Whole Genome Analysis of Dizygotic Twins With Autism Reveals Prevalent Transposon Insertion Within Neuronal Regulatory Elements: Potential Implications for Disease Etiology and Clinical Assessment


Okay K., ÜNAL VARIŞ P., MİRAL S., PAVLOPOULOU A., OKTAY Y., KARAKÜLAH G.

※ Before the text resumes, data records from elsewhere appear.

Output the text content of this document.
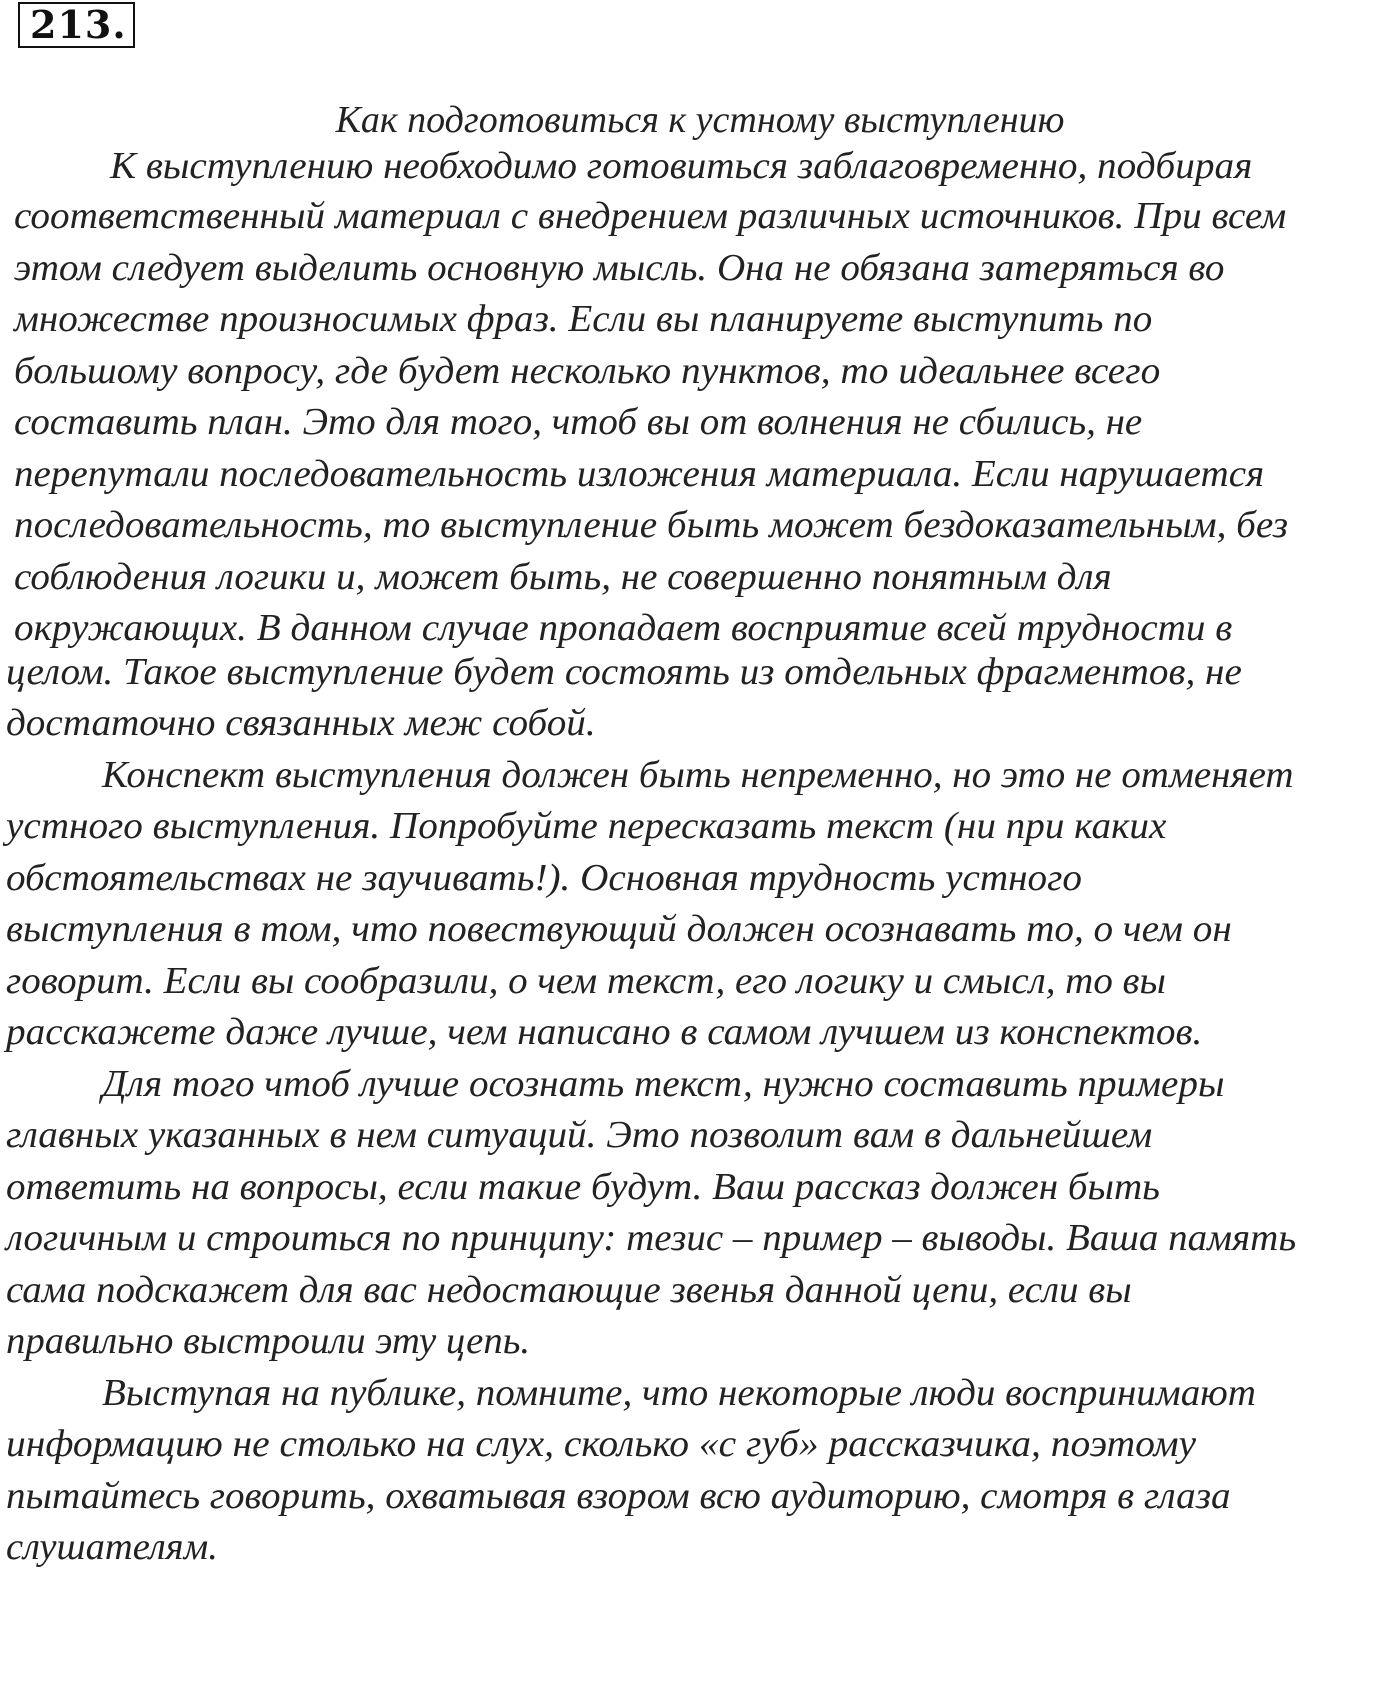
213.
Как подготовиться к устному выступлению
К выступлению необходимо готовиться заблаговременно, подбирая
соответственный материал с внедрением различных источников. При всем
этом следует выделить основную мысль. Она не обязана затеряться во
множестве произносимых фраз. Если вы планируете выступить по
большому вопросу, где будет несколько пунктов, то идеальнее всего
составить план. Это для того, чтоб вы от волнения не сбились, не
перепутали последовательность изложения материала. Если нарушается
последовательность, то выступление быть может бездоказательным, без
соблюдения логики и, может быть, не совершенно понятным для
окружающих. В данном случае пропадает восприятие всей трудности в
целом. Такое выступление будет состоять из отдельных фрагментов, не
достаточно связанных меж собой.
Конспект выступления должен быть непременно, но это не отменяет
устного выступления. Попробуйте пересказать текст (ни при каких
обстоятельствах не заучивать!). Основная трудность устного
выступления в том, что повествующий должен осознавать то, о чем он
говорит. Если вы сообразили, о чем текст, его логику и смысл, то вы
расскажете даже лучше, чем написано в самом лучшем из конспектов.
Для того чтоб лучше осознать текст, нужно составить примеры
главных указанных в нем ситуаций. Это позволит вам в дальнейшем
ответить на вопросы, если такие будут. Ваш рассказ должен быть
логичным и строиться по принципу: тезис – пример – выводы. Ваша память
сама подскажет для вас недостающие звенья данной цепи, если вы
правильно выстроили эту цепь.
Выступая на публике, помните, что некоторые люди воспринимают
информацию не столько на слух, сколько «с губ» рассказчика, поэтому
пытайтесь говорить, охватывая взором всю аудиторию, смотря в глаза
слушателям.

JOURNAL OF AUTISM AND DEVELOPMENTAL DISORDERS, no.3, pp.1091-1106, 2023 (SSCI) identifier identifier

  • Publication Type: Article / Article
  • Publication Date: 2023
  • Doi Number: 10.1007/s10803-022-05636-6
  • Journal Name: JOURNAL OF AUTISM AND DEVELOPMENTAL DISORDERS
  • Journal Indexes: Social Sciences Citation Index (SSCI), Scopus, Academic Search Premier, ASSIA, PASCAL, BIOSIS, Child Development & Adolescent Studies, CINAHL, EBSCO Education Source, Education Abstracts, Educational research abstracts (ERA), EMBASE, ERIC (Education Resources Information Center), Linguistics & Language Behavior Abstracts, MEDLINE, Psycinfo, Public Affairs Index
  • Page Numbers: pp.1091-1106
  • Keywords: Autism spectrum disorder, Variant calling, Transposable element, Whole genome sequencing, Quartet families, SPECTRUM DISORDER, COPY NUMBER, STRUCTURAL VARIANTS, MUTATIONS, GENE, RETROTRANSPOSONS, RISK, DNA, ASSOCIATION, NETWORK
  • Dokuz Eylül University Affiliated: Yes

Abstract

Transposable elements (TEs) have been implicated in autism spectrum disorder (ASD). However, our understanding of their roles is far from complete. Herein, we explored de novo TE insertions (dnTEIs) and de novo variants (DNVs) across the genomes of dizygotic twins with ASD and their parents. The neuronal regulatory elements had a tendency to harbor dnTEIs that were shared between twins, but ASD-risk genes had dnTEIs that were unique to each twin. The dnTEIs were 4.6-fold enriched in enhancers that are active in embryonic stem cell (ESC)-neurons (p <0.001), but DNVs were 1.5-fold enriched in active enhancers of astrocytes (p =0.0051). Our findings suggest that dnTEIs and DNVs play a role in ASD etiology by disrupting enhancers of neurons and astrocytes.